Kevin Rudd (R), president of the Asia Society Policy Institute, delivers a speech at the High-level Dialogue on U.S.-China Economic Relations in New York, the United States, on June 14, 2017. More than 30 scholars from leading think-tanks in both China and the United States gathered here on Wednesday to discuss the bilateral economic and trade relationship between the world's two largest economies. [Wang Ying/Xinhua]
China and the United States, as the world's top two economies, need to enhance communication on the Belt and Road Initiative, which can benefit both countries and the whole world, said participants of a high-level think-tank dialogue in New York on June 14.
Kevin Rudd, president of Asia Society Policy Institute, said the China-proposed initiative covers the continent of Euro-Asia, a vast and complex part of the world.
Taking into account such factors as geopolitics and geoeconomics in the region, Rudd said China needs to explain how investment will be made in order to involve more participants in business.
Rudd made the remarks at the High-level Dialogue on U.S.-China Economic Relations, which gathered scholars from leading think-tanks in both China and the United States to discuss bilateral economic and trade ties.
Cui Tiankai, Chinese ambassador to the United States, said on the same occasion how the two countries manage their economic relations would affect the prospects of global economic growth.
"China and the United States should work together and make all the right choices and show the way forward to the world," he said.
Cui said the choice is between openness and isolation, between connectivity and separation, between win-win and zero-sum games.
China stands for openness, connectivity and win-win approaches as manifested by the Belt and Road Initiative, he noted.
The Belt and Road Initiative, aimed at building the Silk Road Economic Belt and the 21st-Century Maritime Silk Road through concerted efforts of all related countries, was first put forward by Chinese President Xi Jinping in 2013.
It advocates policy coordination, connectivity of infrastructure and facilities, unimpeded trade, financial integration, and closer people-to-people ties through extensive consultation, joint contribution and shared benefits, with an aim to benefit all.
"This connectivity will make it possible to build stronger bonds among nations and really join hands to respond to the growing global challenges that transcend national boundaries," said Cui.
Michael Bloomberg, former New York City mayor, said history has shown that investing in infrastructure is one of the best ways to spur economic growth and that "China is putting that lesson to very good use."
He said that the ambitious initiative which calls for major investment in new infrastructure will create great opportunities for global investors.
He also noted that China and the United States share a more inter-connected economic relationship than ever before and they have a stake in each other's success.
"Growth in China helps to fuel growth here in the United States and that is why it's been very encouraging to see the important steps that China has taken to open up its market to global investors," he said.
On infrastructure development, Josette Sheeran, president and CEO of the Asia Society, said infrastructure gap is not just about roads, but about quality of human lives and the ability of societies to reduce poverty.

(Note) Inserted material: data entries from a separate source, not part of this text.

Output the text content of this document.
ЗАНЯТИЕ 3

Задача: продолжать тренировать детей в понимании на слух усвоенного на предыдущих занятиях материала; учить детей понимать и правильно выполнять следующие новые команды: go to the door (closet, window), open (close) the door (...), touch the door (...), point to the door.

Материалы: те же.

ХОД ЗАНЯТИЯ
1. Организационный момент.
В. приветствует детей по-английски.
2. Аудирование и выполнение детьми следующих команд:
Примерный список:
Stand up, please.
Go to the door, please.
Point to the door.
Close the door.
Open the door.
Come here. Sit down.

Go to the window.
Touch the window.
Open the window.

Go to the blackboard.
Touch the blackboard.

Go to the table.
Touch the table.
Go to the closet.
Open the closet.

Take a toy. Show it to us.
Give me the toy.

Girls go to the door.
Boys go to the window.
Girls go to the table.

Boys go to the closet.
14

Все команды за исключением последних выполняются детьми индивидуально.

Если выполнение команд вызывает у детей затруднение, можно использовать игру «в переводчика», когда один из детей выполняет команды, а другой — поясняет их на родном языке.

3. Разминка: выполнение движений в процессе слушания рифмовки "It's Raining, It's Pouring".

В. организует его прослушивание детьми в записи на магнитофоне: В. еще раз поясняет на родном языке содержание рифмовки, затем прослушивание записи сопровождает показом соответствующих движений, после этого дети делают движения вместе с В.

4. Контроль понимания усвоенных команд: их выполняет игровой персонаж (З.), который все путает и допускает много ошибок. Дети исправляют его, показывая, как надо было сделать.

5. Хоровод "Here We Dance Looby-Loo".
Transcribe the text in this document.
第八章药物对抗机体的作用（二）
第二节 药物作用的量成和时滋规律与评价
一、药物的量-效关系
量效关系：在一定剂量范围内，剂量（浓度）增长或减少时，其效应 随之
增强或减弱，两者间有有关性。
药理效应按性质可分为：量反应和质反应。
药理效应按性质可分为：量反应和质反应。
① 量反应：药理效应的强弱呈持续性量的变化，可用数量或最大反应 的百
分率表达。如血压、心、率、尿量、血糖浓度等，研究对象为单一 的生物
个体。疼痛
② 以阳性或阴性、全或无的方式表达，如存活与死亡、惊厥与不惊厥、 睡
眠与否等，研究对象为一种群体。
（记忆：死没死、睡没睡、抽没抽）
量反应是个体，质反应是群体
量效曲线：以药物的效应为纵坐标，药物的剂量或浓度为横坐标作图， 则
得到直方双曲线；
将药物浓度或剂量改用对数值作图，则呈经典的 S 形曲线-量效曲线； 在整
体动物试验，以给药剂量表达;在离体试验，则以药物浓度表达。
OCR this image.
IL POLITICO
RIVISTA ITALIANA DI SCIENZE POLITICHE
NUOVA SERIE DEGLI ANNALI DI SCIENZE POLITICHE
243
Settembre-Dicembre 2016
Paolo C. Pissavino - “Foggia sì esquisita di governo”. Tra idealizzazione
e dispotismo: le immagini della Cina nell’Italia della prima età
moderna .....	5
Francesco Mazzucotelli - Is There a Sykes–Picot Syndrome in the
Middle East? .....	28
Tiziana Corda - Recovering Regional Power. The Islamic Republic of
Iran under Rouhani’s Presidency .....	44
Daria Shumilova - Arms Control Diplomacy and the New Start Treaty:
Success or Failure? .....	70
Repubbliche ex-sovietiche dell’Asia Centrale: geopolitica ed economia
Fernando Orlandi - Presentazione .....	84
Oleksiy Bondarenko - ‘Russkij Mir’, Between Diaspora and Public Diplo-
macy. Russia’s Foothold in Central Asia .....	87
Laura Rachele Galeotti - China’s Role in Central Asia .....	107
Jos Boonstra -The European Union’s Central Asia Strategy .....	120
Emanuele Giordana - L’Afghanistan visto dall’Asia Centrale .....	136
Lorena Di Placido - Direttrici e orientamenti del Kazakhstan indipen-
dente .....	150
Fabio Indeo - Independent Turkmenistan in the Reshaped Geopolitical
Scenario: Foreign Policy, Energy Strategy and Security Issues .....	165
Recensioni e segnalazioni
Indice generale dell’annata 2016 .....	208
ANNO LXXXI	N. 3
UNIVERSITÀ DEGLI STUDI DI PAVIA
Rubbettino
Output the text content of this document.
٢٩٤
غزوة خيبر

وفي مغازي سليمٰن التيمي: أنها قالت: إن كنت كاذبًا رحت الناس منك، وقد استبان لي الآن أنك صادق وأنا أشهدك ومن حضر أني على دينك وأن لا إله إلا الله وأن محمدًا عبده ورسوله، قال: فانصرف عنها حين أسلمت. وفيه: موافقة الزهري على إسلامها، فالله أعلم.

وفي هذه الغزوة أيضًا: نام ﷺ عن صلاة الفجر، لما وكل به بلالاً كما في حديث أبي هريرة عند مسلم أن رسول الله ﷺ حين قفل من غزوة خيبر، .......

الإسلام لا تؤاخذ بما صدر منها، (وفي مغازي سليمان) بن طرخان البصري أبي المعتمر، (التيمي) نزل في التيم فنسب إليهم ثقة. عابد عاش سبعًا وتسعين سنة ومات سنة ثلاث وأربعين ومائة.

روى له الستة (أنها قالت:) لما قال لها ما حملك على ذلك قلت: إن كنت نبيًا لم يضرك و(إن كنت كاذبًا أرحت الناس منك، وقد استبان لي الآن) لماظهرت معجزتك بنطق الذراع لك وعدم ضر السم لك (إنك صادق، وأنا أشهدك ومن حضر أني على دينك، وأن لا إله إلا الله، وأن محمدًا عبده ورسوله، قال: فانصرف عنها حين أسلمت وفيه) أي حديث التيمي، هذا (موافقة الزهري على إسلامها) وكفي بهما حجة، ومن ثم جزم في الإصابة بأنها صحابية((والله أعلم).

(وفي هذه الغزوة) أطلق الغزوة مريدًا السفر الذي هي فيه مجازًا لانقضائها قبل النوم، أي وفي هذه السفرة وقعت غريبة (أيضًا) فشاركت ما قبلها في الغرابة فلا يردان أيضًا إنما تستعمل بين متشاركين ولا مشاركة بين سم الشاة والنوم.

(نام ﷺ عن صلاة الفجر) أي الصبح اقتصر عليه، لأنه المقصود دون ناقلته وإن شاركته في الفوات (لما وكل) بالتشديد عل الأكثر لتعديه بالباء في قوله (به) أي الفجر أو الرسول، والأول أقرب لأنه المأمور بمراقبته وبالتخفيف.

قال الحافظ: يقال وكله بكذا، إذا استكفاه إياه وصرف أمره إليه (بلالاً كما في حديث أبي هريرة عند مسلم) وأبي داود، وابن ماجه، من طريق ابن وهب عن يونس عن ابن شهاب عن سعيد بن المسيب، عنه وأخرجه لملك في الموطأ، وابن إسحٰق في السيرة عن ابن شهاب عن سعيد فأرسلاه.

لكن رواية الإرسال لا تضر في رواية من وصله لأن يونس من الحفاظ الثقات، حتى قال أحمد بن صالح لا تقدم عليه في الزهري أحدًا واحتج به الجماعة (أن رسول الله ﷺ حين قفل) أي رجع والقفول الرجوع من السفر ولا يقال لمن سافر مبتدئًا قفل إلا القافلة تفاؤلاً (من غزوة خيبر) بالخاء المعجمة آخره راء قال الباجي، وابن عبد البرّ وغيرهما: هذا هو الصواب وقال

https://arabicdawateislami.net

She called infrastructure development a "natural place" where China and the United States can work together, as both countries have advantages in it.
She called on thinkers to work out how to unite the world and use infrastructure to unlock the potential of economic growth.
The one-day event featured prominent keynote speakers including Tung Chee-hwa, vice chairman of the National Committee of the Chinese People's Political Consultative Conference, and Zhao Qizheng, former minister of China's State Council Information Office.
It was jointly hosted by the New York City-based Asia Society Policy Institute and the China Center for International Economic Exchanges, with the participation of more than 30 scholars from leading think-tanks in both China and the United States.